By Edith Honan and Elias Biryabarema
KAMPALA (Reuters) - The leading challenger to Ugandan President Yoweri Museveni said on Tuesday he had no confidence that elections this week would be free or fair and accused the police of increasing violence ahead of the vote.
Kizza Besigye, a long-time opposition leader who has lost three previous elections, told reporters the "overwhelming enthusiasm" for change after three decades of Museveni rule "has caused panic in the no-change camp".
"That is why, yesterday, elements of the Uganda police and other security agencies unleashed violence on our supporters and sabotaged our campaign in Kampala," he said. "The election has no chance of being free and fair."

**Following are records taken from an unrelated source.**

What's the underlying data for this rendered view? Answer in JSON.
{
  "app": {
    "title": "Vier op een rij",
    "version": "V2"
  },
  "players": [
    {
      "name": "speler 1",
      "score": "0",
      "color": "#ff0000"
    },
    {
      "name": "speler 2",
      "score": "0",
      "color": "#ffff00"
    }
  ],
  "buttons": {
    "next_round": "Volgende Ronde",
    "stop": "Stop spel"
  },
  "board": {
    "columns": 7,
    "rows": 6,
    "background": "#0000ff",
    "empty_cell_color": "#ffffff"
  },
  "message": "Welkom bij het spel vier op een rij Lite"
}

Besigye spoke a day after police stormed his rally in the capital Kampala with tear gas, killing one person and injuring 19 others, and briefly held him in custody.

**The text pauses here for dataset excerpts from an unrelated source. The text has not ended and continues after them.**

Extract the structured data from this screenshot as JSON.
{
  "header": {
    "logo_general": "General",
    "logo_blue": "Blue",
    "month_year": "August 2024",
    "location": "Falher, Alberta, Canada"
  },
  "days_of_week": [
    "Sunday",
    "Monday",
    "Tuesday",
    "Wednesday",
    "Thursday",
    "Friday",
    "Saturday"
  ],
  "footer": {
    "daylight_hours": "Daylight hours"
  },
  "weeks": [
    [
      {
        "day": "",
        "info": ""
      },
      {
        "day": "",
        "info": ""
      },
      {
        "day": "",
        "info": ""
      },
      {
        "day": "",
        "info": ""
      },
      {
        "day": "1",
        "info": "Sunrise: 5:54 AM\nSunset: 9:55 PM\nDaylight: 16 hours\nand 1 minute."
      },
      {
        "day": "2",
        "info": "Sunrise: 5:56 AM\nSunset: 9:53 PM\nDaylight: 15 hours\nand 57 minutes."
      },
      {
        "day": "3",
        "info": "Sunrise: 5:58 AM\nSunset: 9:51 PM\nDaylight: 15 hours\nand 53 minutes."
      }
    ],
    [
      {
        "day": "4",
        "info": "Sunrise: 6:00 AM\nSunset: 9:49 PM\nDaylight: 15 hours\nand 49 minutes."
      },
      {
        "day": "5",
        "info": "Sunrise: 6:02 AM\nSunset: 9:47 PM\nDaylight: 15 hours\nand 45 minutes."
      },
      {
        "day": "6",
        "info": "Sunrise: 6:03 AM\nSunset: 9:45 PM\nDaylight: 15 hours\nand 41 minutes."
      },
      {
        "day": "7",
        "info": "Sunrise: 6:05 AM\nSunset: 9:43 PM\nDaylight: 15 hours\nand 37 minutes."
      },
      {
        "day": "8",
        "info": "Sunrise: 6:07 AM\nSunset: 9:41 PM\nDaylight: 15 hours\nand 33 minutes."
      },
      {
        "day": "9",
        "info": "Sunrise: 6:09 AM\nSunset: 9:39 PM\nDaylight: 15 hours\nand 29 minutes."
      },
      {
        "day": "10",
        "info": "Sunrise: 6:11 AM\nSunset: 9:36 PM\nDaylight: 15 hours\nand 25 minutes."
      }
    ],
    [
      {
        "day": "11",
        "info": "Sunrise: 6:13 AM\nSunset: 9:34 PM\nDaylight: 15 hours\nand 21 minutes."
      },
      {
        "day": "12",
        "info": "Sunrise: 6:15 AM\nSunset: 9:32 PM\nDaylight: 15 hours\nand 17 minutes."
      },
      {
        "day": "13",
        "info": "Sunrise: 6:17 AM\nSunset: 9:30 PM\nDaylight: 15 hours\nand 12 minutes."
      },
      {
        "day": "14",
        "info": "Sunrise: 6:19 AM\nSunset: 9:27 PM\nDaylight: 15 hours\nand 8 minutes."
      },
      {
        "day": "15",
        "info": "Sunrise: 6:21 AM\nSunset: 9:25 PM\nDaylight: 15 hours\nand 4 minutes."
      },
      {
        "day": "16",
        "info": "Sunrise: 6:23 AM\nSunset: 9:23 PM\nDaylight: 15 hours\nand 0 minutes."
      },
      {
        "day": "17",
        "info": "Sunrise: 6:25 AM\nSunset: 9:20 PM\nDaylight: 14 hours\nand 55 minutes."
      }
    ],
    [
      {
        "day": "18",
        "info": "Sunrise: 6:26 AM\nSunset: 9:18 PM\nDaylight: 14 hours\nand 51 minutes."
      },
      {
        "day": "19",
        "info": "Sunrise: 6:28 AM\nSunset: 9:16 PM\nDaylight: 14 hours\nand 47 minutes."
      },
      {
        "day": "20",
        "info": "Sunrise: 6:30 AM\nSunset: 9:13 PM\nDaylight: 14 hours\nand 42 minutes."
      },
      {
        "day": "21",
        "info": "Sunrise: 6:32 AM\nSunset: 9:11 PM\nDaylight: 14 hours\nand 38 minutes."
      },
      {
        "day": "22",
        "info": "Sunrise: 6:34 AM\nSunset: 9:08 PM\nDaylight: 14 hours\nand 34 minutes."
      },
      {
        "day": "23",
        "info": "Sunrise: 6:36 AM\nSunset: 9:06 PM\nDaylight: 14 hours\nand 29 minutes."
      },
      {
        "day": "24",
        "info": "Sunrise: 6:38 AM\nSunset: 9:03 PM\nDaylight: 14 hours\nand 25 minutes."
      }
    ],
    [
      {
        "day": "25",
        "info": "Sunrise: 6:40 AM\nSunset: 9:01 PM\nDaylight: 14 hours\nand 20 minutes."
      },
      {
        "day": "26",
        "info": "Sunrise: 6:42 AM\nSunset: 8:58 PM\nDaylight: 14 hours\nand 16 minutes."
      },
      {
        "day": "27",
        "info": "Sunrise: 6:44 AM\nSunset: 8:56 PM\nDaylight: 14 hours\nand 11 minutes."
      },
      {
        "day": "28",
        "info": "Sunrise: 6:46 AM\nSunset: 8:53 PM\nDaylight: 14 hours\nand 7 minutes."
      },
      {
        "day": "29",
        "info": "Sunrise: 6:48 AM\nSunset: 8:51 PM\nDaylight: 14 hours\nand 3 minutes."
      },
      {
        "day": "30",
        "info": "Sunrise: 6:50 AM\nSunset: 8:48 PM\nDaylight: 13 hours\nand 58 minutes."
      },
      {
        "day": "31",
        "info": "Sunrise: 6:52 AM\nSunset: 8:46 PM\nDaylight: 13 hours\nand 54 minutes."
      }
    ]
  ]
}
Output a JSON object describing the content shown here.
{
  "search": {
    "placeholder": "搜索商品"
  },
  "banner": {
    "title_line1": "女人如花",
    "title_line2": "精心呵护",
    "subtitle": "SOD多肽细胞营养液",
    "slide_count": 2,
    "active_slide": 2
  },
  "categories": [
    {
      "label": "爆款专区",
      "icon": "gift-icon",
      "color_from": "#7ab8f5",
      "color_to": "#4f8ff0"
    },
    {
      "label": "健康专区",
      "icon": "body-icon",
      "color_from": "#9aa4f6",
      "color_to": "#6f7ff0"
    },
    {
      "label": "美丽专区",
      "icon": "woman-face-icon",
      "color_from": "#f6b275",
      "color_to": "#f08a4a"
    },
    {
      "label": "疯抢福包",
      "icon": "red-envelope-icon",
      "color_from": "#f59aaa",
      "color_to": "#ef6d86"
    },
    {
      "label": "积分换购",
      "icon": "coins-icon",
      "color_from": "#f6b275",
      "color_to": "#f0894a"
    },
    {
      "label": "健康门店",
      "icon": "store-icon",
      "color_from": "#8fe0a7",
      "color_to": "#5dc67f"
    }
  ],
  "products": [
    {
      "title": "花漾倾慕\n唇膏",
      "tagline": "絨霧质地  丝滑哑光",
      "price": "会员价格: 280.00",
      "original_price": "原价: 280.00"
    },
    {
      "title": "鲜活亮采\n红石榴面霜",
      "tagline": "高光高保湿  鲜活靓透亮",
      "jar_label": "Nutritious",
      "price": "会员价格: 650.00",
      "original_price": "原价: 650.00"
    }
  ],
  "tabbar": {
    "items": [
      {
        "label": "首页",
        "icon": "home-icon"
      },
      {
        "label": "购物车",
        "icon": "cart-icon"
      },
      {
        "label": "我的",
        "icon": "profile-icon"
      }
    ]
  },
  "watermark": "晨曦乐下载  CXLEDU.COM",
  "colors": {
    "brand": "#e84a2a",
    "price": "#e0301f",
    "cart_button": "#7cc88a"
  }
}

Police also said that Besigye's supporters had been on a "rampage", looting and damaging property.
It was the worst violence since the campaign opened three months ago and heightened tensions before the Feb. 18 vote.

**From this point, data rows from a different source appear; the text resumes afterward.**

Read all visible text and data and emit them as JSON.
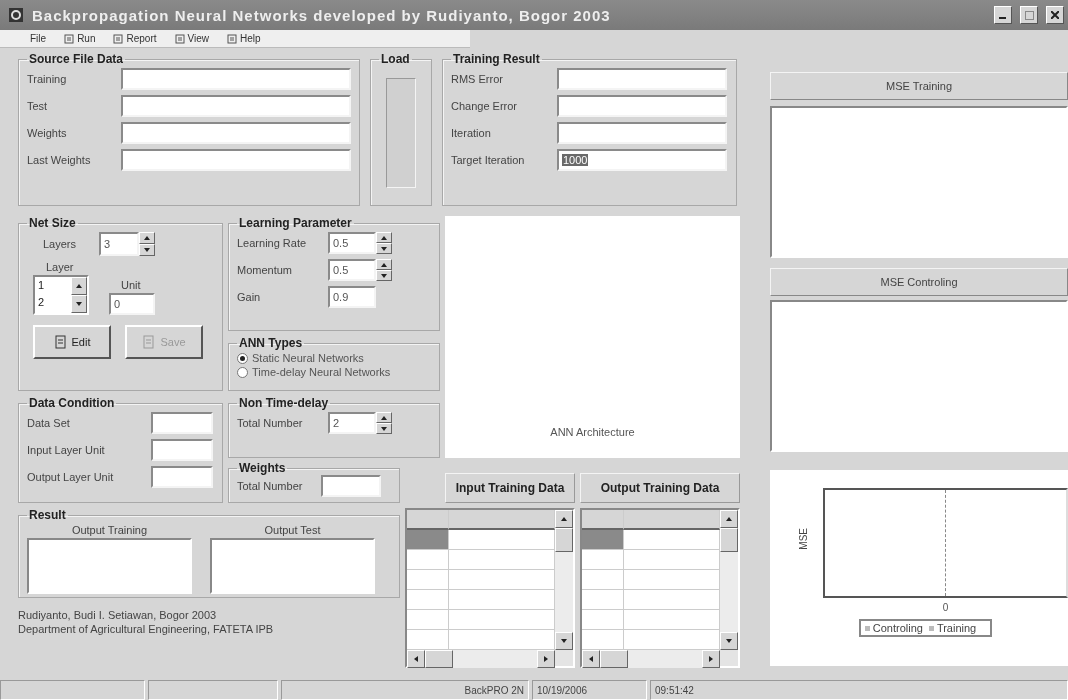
{
  "window": {
    "title": "Backpropagation Neural Networks developed by Rudiyanto, Bogor 2003"
  },
  "menu": [
    {
      "label": "File"
    },
    {
      "label": "Run"
    },
    {
      "label": "Report"
    },
    {
      "label": "View"
    },
    {
      "label": "Help"
    }
  ],
  "source_file_data": {
    "title": "Source File Data",
    "fields": [
      {
        "label": "Training"
      },
      {
        "label": "Test"
      },
      {
        "label": "Weights"
      },
      {
        "label": "Last Weights"
      }
    ]
  },
  "load": {
    "title": "Load"
  },
  "training_result": {
    "title": "Training Result",
    "fields": [
      {
        "label": "RMS Error",
        "selected": false
      },
      {
        "label": "Change Error",
        "selected": false
      },
      {
        "label": "Iteration",
        "selected": false
      },
      {
        "label": "Target Iteration",
        "value": "1000",
        "selected": true
      }
    ]
  },
  "mse_training": {
    "title": "MSE Training"
  },
  "mse_controlling": {
    "title": "MSE Controling"
  },
  "net_size": {
    "title": "Net Size",
    "layers_label": "Layers",
    "layers_value": "3",
    "layer_label": "Layer",
    "layer_items": [
      {
        "label": "1"
      },
      {
        "label": "2"
      }
    ],
    "unit_label": "Unit",
    "unit_value": "0",
    "buttons": [
      {
        "label": "Edit",
        "disabled": false
      },
      {
        "label": "Save",
        "disabled": true
      }
    ]
  },
  "learning_parameter": {
    "title": "Learning Parameter",
    "fields": [
      {
        "label": "Learning Rate",
        "value": "0.5",
        "kind": "spin"
      },
      {
        "label": "Momentum",
        "value": "0.5",
        "kind": "spin"
      },
      {
        "label": "Gain",
        "value": "0.9",
        "kind": "text"
      }
    ]
  },
  "ann_types": {
    "title": "ANN Types",
    "options": [
      {
        "label": "Static Neural Networks",
        "selected": true
      },
      {
        "label": "Time-delay Neural Networks",
        "selected": false
      }
    ]
  },
  "non_time_delay": {
    "title": "Non Time-delay",
    "label": "Total Number",
    "value": "2"
  },
  "weights": {
    "title": "Weights",
    "label": "Total Number"
  },
  "ann_architecture": {
    "caption": "ANN Architecture"
  },
  "data_condition": {
    "title": "Data Condition",
    "fields": [
      {
        "label": "Data Set"
      },
      {
        "label": "Input Layer Unit"
      },
      {
        "label": "Output Layer Unit"
      }
    ]
  },
  "result": {
    "title": "Result",
    "boxes": [
      {
        "label": "Output Training"
      },
      {
        "label": "Output Test"
      }
    ]
  },
  "credits": [
    "Rudiyanto, Budi I. Setiawan, Bogor 2003",
    "Department of Agricultural Engineering, FATETA IPB"
  ],
  "input_training_data": {
    "title": "Input Training Data",
    "rows": [
      {
        "selected": true
      },
      {
        "selected": false
      },
      {
        "selected": false
      },
      {
        "selected": false
      },
      {
        "selected": false
      },
      {
        "selected": false
      }
    ]
  },
  "output_training_data": {
    "title": "Output Training Data",
    "rows": [
      {
        "selected": true
      },
      {
        "selected": false
      },
      {
        "selected": false
      },
      {
        "selected": false
      },
      {
        "selected": false
      },
      {
        "selected": false
      }
    ]
  },
  "mse_chart": {
    "ylabel": "MSE",
    "xtick": "0",
    "legend": [
      "Controling",
      "Training"
    ]
  },
  "status_bar": [
    "BackPRO 2N",
    "10/19/2006",
    "09:51:42"
  ]
}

Also on Monday, a government spokesman said all campaigning had been prohibited in Kampala's central business district, where Besigye's supporters had gathered.
The election is expected to be one of the toughest yet for Museveni, 71, a key ally of the West who came to power in 1986 after waging a five-year guerrilla war.
Ugandan political watchers say voters have grown impatient with high unemployment and the poor state of the country's schools and health centers, giving fresh life to Museveni's challengers.
The United States last week supported calls for a peaceful, transparent and credible vote.
Museveni, Besigye and a second major challenger, former prime minister Amama Mbabazi, were all staging final rallies on Tuesday, a national holiday.
Besigye, who has been repeatedly detained by police, has said he is a frequent target of government intimidation tactics and has accused Museveni of rigging polls and using state funds to prop up his own party, the National Resistance Movement.
He said he had no plans to change his campaign schedule after the violence on Monday.
"This is nothing new," he said. "We are in this to overwhelm the unfreeness and the unfairness ... We'll just continue fighting."
Officials say Besigye has simply been punished for engaging in illegal behavior, such as breaking rules on where and when campaign activities were allowed.